First, I grew up in an abusive household where I was not allowed to have any needs. Grown ups had needs. Grown ups mattered. I was supposed to be silent and do what I was told. I tried to minimize how often there was fighting and abuse by being the perfect child. After so many years of this behavior, I learned to stuff my feelings and needs down and live for what others wanted.
I made some progress in my life overcoming that childhood abuse. I had success in my careers. I went to graduate school. However, there were some deep-seated beliefs I never addressed and when I married, I married someone who exploited my weaknesses and manipulated me in the relationship. I stayed much longer than I should have and gave so many chances. I even took on the martyr role of “well if I am with this person that means someone else doesn’t have to suffer under him.” I thought I could hold onto myself and be a good role model for my spouse to find some ease and heal. That never happened. Instead I became more abused, more co-dependent to the point I disappeared, and more isolated.
I realized I needed to escape the abuse and save myself. It was terrifying to set those boundaries and leave the abuse. I had to go no contact because any conversation turned into a manipulation to get me back. However, eventually, you see who a person really is and realize you need to focus on saving you and not someone else. The co-dependency tendencies still lingered for over another two years. I had to dig deep and really examine beliefs I learned in childhood and challenge new beliefs my abuser taught me. I had to fight back to who I was as a child.

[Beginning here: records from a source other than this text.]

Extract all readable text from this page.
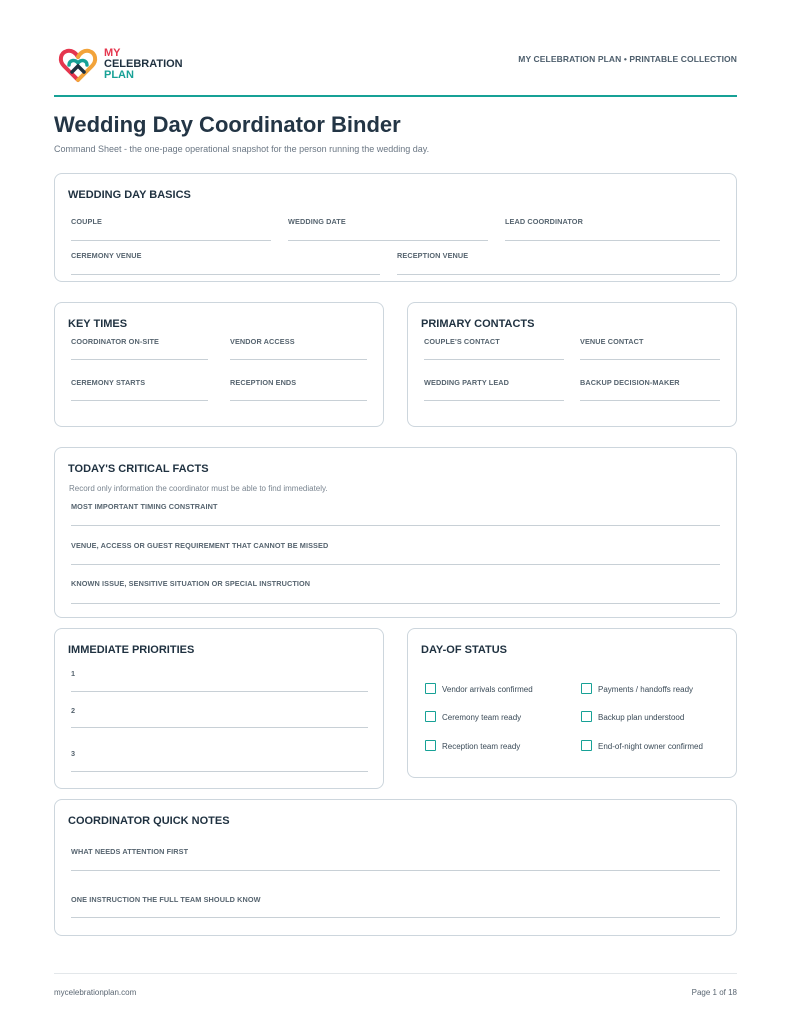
MY
CELEBRATION
PLAN
MY CELEBRATION PLAN • PRINTABLE COLLECTION
Wedding Day Coordinator Binder
Command Sheet - the one-page operational snapshot for the person running the wedding day.
WEDDING DAY BASICS
COUPLE	WEDDING DATE	LEAD COORDINATOR
CEREMONY VENUE	RECEPTION VENUE
KEY TIMES
COORDINATOR ON-SITE	VENDOR ACCESS
CEREMONY STARTS	RECEPTION ENDS
PRIMARY CONTACTS
COUPLE'S CONTACT	VENUE CONTACT
WEDDING PARTY LEAD	BACKUP DECISION-MAKER
TODAY'S CRITICAL FACTS
Record only information the coordinator must be able to find immediately.
MOST IMPORTANT TIMING CONSTRAINT
VENUE, ACCESS OR GUEST REQUIREMENT THAT CANNOT BE MISSED
KNOWN ISSUE, SENSITIVE SITUATION OR SPECIAL INSTRUCTION
IMMEDIATE PRIORITIES
1
2
3
DAY-OF STATUS
Vendor arrivals confirmed	Payments / handoffs ready
Ceremony team ready	Backup plan understood
Reception team ready	End-of-night owner confirmed
COORDINATOR QUICK NOTES
WHAT NEEDS ATTENTION FIRST
ONE INSTRUCTION THE FULL TEAM SHOULD KNOW
mycelebrationplan.com	Page 1 of 18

I finally realized that before I was abused and beaten down as a child, I was a being filled with love and light. I was curious about the world and kind. My parents taught me the world was unsafe. I had spent most of my adult life proving my parent’s faulty belief correct because I was on autopilot bumping into the same negative people wrapped in different packaging.
I now accept that I am a work in progress and will always need to keep an eye on where my thoughts and feelings go. It is hard but worthwhile work because ultimately it brings me peace. I am learning to trust my instincts. I am learning to live one day at a time and not worry too far into the future. I speak to myself in a kinder way. I process my feelings and challenge my thoughts because I have slowed down. I made time for myself to do this by setting aside time in the morning and at night. (Check out the rituals post on creating a morning and evening ritual.) I have to invest in me. I am the best person to make the investment. I know myself best and know what needs work. I want to encourage you to start investing in yourself. Small investments of time and energy will add up, but the act of never investing is a tragedy.